The rising scientific and commercial interest in the exploitation of genetic resources has become a significant issue for international policy discussions. Freshwater algae are notable for their unique and intriguing biochemical properties, which are fundamental to their antibacterial and antifungal efficacy⁴. In addition, many studies have reported the in vitro antibacterial and antifungal activities of freshwater algal extracts⁵. These extracts, including their active constituents, have shown activity against both Gram-positive and Gram-negative bacteria. As such, algal extracts present immense therapeutic potential as antibacterial agents, offering effective treatment options with fewer side effects compared to conventional synthetic drugs.
MATERIALS AND METHODS
Preparation of Algal Extracts
The algal biomass that had been shade-dried was weighed and then ground into a fine powder using a mortar and pestle. Then, ten grams of the powdered algae were extracted using a variety of solvents, including acetone, methanol, ethanol and distilled water. Each solvent extraction materials were soaked in 100 milliliters of the respective solvent for 48 hours at room temperature, with intermittent shaking to ensure maximum extraction of bioactive compounds. The mixtures were filtered through Whatman filter paper after extraction to provide clean filtrates. Through the use of a rotating evaporator, these filters were concentrated at lower pressure and stowed at low Temperature in airtight container for study of antibacterial assays.
ANTIBACTERIAL ASSAY
Test of Micro Organisms
Three bacterial strains were used to assess the algal extracts’ antibacterial efficacy and they are Serratia marcescens (ATCC 13880), Staphylococcus aureus (ATCC 25923) and Escherichia coli (ATCC 25922).
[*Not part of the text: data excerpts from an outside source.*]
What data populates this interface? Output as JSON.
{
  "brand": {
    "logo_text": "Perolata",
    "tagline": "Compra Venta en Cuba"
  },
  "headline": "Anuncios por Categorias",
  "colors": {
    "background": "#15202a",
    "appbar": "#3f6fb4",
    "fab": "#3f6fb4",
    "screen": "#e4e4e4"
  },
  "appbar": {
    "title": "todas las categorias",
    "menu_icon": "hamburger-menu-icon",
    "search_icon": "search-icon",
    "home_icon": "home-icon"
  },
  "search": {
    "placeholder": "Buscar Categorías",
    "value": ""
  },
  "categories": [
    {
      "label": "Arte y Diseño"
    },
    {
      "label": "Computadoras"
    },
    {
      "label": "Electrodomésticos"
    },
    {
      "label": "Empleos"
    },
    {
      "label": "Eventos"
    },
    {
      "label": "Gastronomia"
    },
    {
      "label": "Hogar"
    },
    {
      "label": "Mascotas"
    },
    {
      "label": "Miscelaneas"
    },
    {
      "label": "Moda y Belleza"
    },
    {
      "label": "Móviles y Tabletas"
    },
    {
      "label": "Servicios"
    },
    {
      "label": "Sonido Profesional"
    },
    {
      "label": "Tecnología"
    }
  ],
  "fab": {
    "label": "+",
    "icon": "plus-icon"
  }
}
These strains were obtained from the MTCC, ensuring the use of standardized reference strains.
Preparation of Inoculum
To prepare the bacterial inoculum, a loopful of each microorganism from a Nutrient broth (pH 7.4) was used to inoculate a 24-hour-old nutrient agar slant, which was then incubated for 24 hours at 37°C. This development period allowed the bacteria to reach the exponential (log) phase of growth, ensuring a high density of viable cells6. The cultures’ optical density (OD) was calibrated to the 0.5 McFarland standard in order to standardize the inoculum density for the antibacterial laboratory experiment. Uninoculated nutrient broth served as a negative control throughout the experiments.
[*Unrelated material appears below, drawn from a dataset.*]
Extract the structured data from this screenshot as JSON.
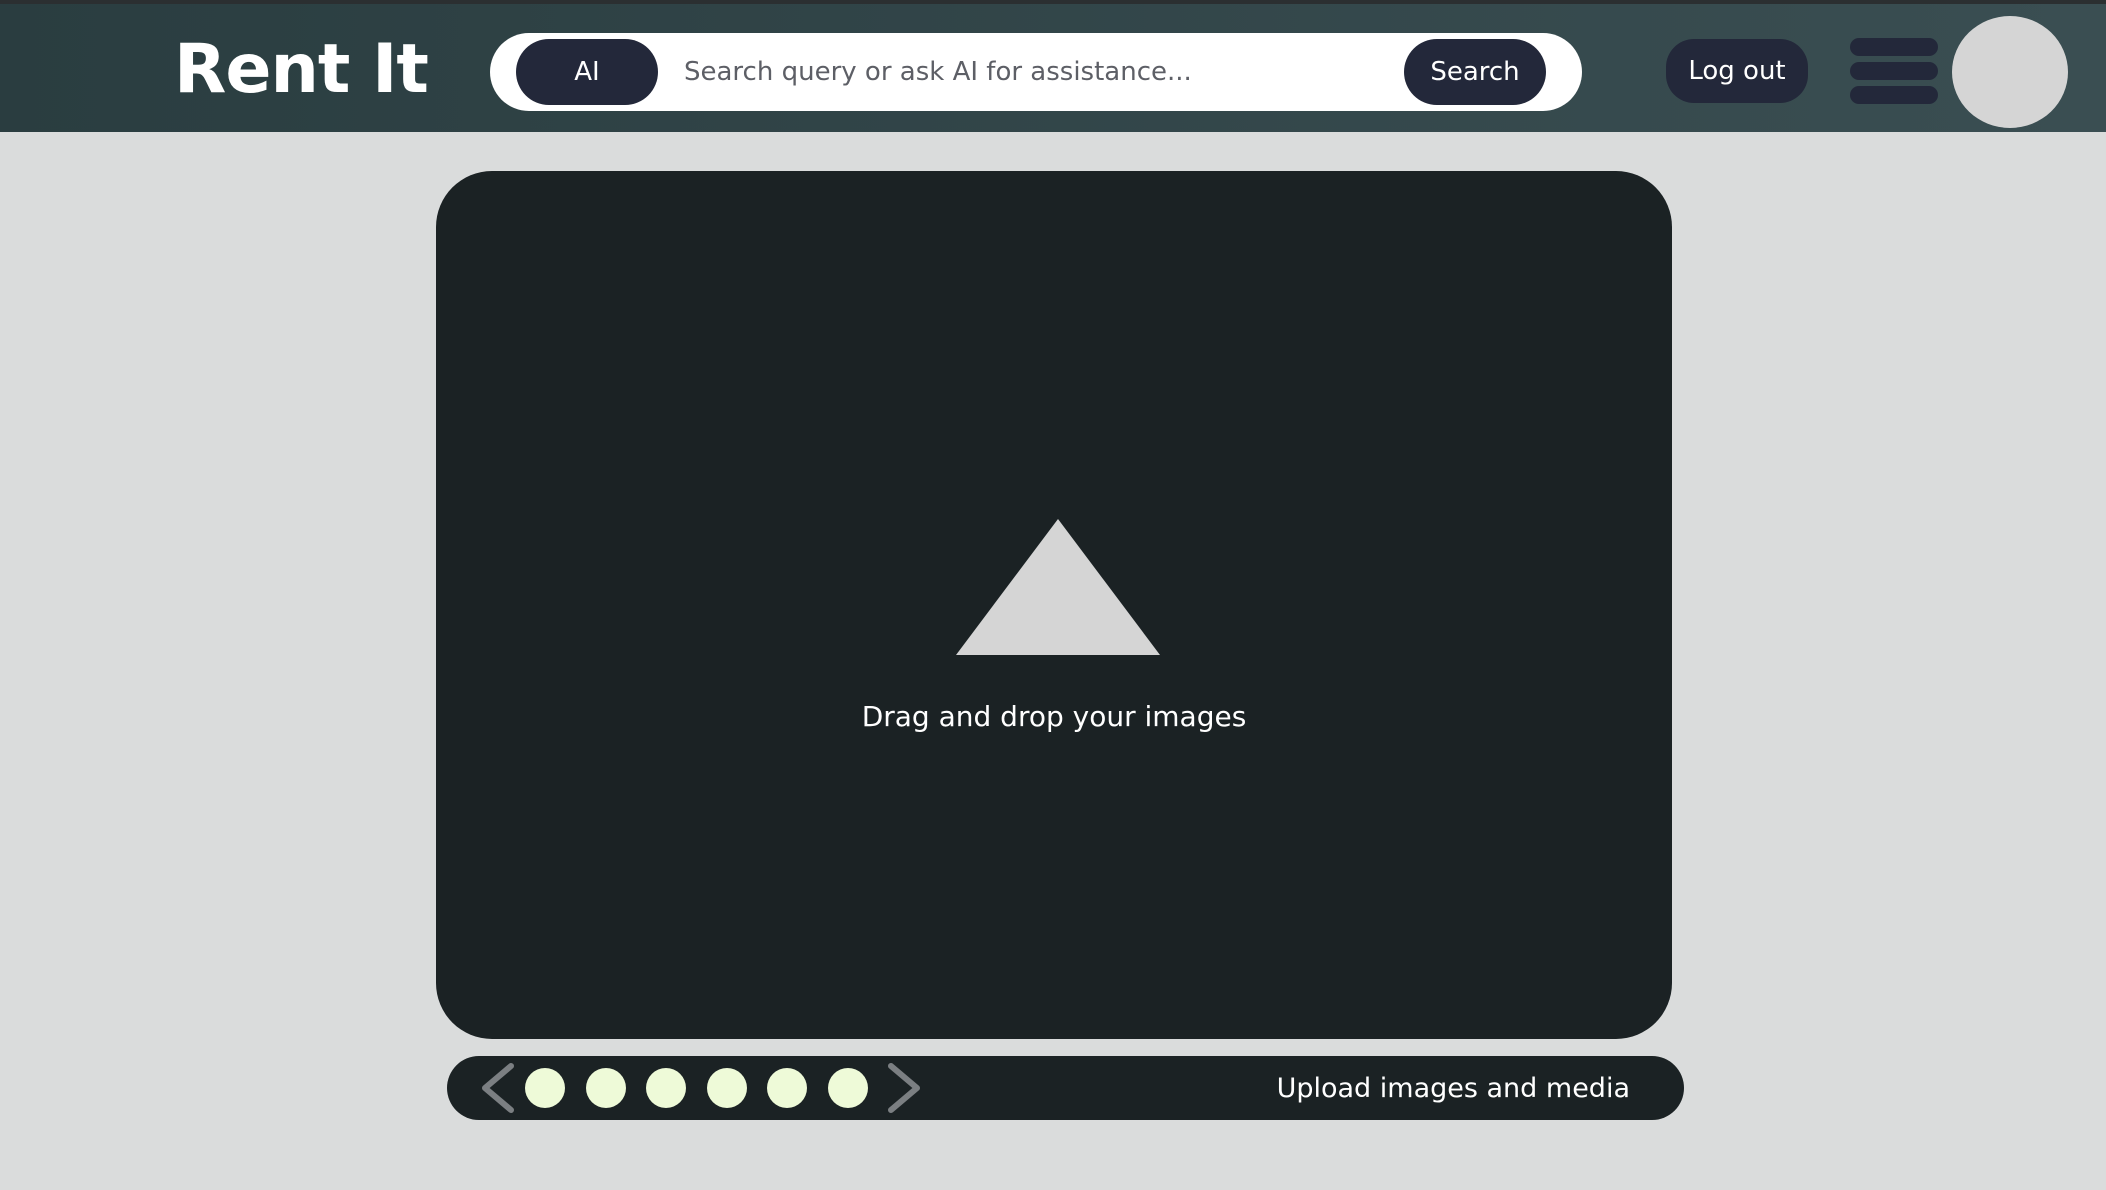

Antimicrobial Activity Assessment Using the Disc Diffusion Method
Preparation of Agar Plates
The agar well diffusion method was utilized to assess the antibacterial activity of the fresh water algal extracts. The pH of the produced MHA medium was adjusted to 7.4. After that, medium was sterilized by autoclaved for 15 minutes at 121°C and 15 pressure. After autoclaving, Twenty milliliters of the sterilized MHA were transferred into aseptic Petri dishes and left to harden at room temperature7.
Inoculation of Test Microorganisms
The test microorganisms, which included S. aureus, S. marcescens, and E. coli, were cultivated in nutritional broth and incubated for a whole day at 37°C.Once incubated, sterile cotton swabs were used to evenly spread the bacterial suspensions onto the surface of the solidified MHA plates. Each bacterial strain was inoculated on separate MHA dish. To make sure the bacterial inoculum was absorbed into the agar, the infected dish was let to stand for a short while8.
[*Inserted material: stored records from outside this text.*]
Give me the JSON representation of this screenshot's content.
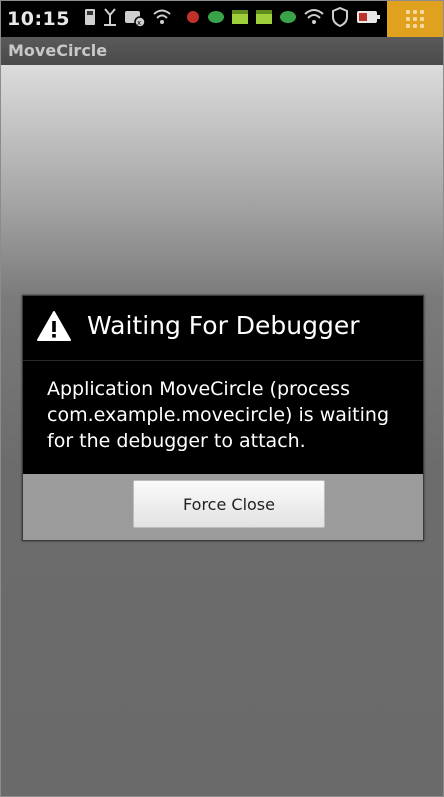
{
  "status_bar": {
    "time": "10:15",
    "icons_left": [
      "sd-card-icon",
      "usb-debug-icon",
      "missed-call-icon",
      "wifi-icon"
    ],
    "icons_right": [
      "notification-dot-icon",
      "chat-icon",
      "calendar-icon",
      "calendar-icon",
      "chat-icon",
      "wifi-signal-icon",
      "shield-icon",
      "battery-icon"
    ],
    "menu_button_color": "#e0a11e"
  },
  "app": {
    "title": "MoveCircle"
  },
  "dialog": {
    "icon": "warning-icon",
    "title": "Waiting For Debugger",
    "message": "Application MoveCircle (process com.example.movecircle) is waiting for the debugger to attach.",
    "button_label": "Force Close"
  }
}
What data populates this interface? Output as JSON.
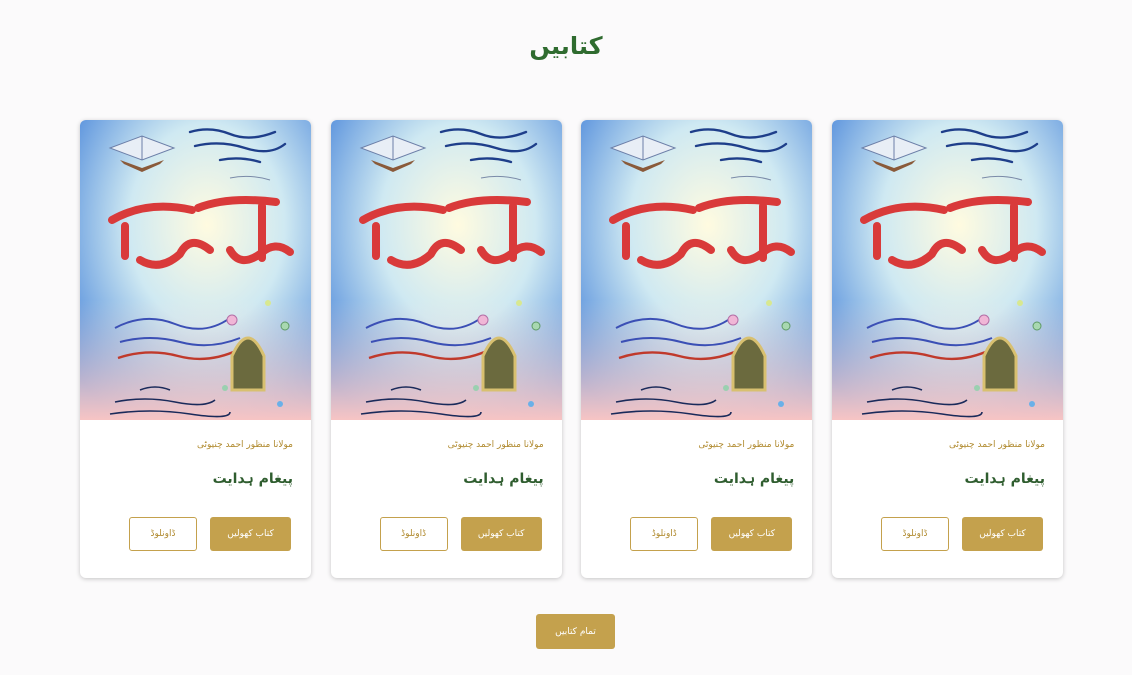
{
  "page": {
    "title": "کتابیں"
  },
  "books": [
    {
      "author": "مولانا منظور احمد چنیوٹی",
      "title": "پیغام ہدایت",
      "cover_title": "پیغامِ ھدایت",
      "view_label": "کتاب کھولیں",
      "download_label": "ڈاونلوڈ"
    },
    {
      "author": "مولانا منظور احمد چنیوٹی",
      "title": "پیغام ہدایت",
      "cover_title": "پیغامِ ھدایت",
      "view_label": "کتاب کھولیں",
      "download_label": "ڈاونلوڈ"
    },
    {
      "author": "مولانا منظور احمد چنیوٹی",
      "title": "پیغام ہدایت",
      "cover_title": "پیغامِ ھدایت",
      "view_label": "کتاب کھولیں",
      "download_label": "ڈاونلوڈ"
    },
    {
      "author": "مولانا منظور احمد چنیوٹی",
      "title": "پیغام ہدایت",
      "cover_title": "پیغامِ ھدایت",
      "view_label": "کتاب کھولیں",
      "download_label": "ڈاونلوڈ"
    }
  ],
  "footer": {
    "all_books_label": "تمام کتابیں"
  },
  "colors": {
    "accent": "#c4a14d",
    "title_green": "#2f6b2f"
  }
}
Well Preparation and Application of Algal extracts
Sterile cork borers were used to punch wells of 5 mm diameter into the centre of the inoculated MHA plates. Each well was carefully loaded with fifteen microliter of the respective fresh water algal biomass extract. Than extracts were allowed to diffuse into the agar at room temperature for 30 minutes. Control plates, with wells containing no extracts, were also prepared to compare and ensure the validity of the results by excluding any potential contamination.
Incubation and Measurement of Inhibition Zones
The plates loaded with algal extracts were incubated at 37°C for whole day. Post incubation, the appearance of antibacterial activity was showed by clear zones of inhibition surrounding the wells. These zones were calculated in millimetres, together of diameter of the well, using a calibrated ruler. The diameters of the inhibition zones were recorded to evaluate the antibacterial efficacy of the algal extracts against the test microorganisms.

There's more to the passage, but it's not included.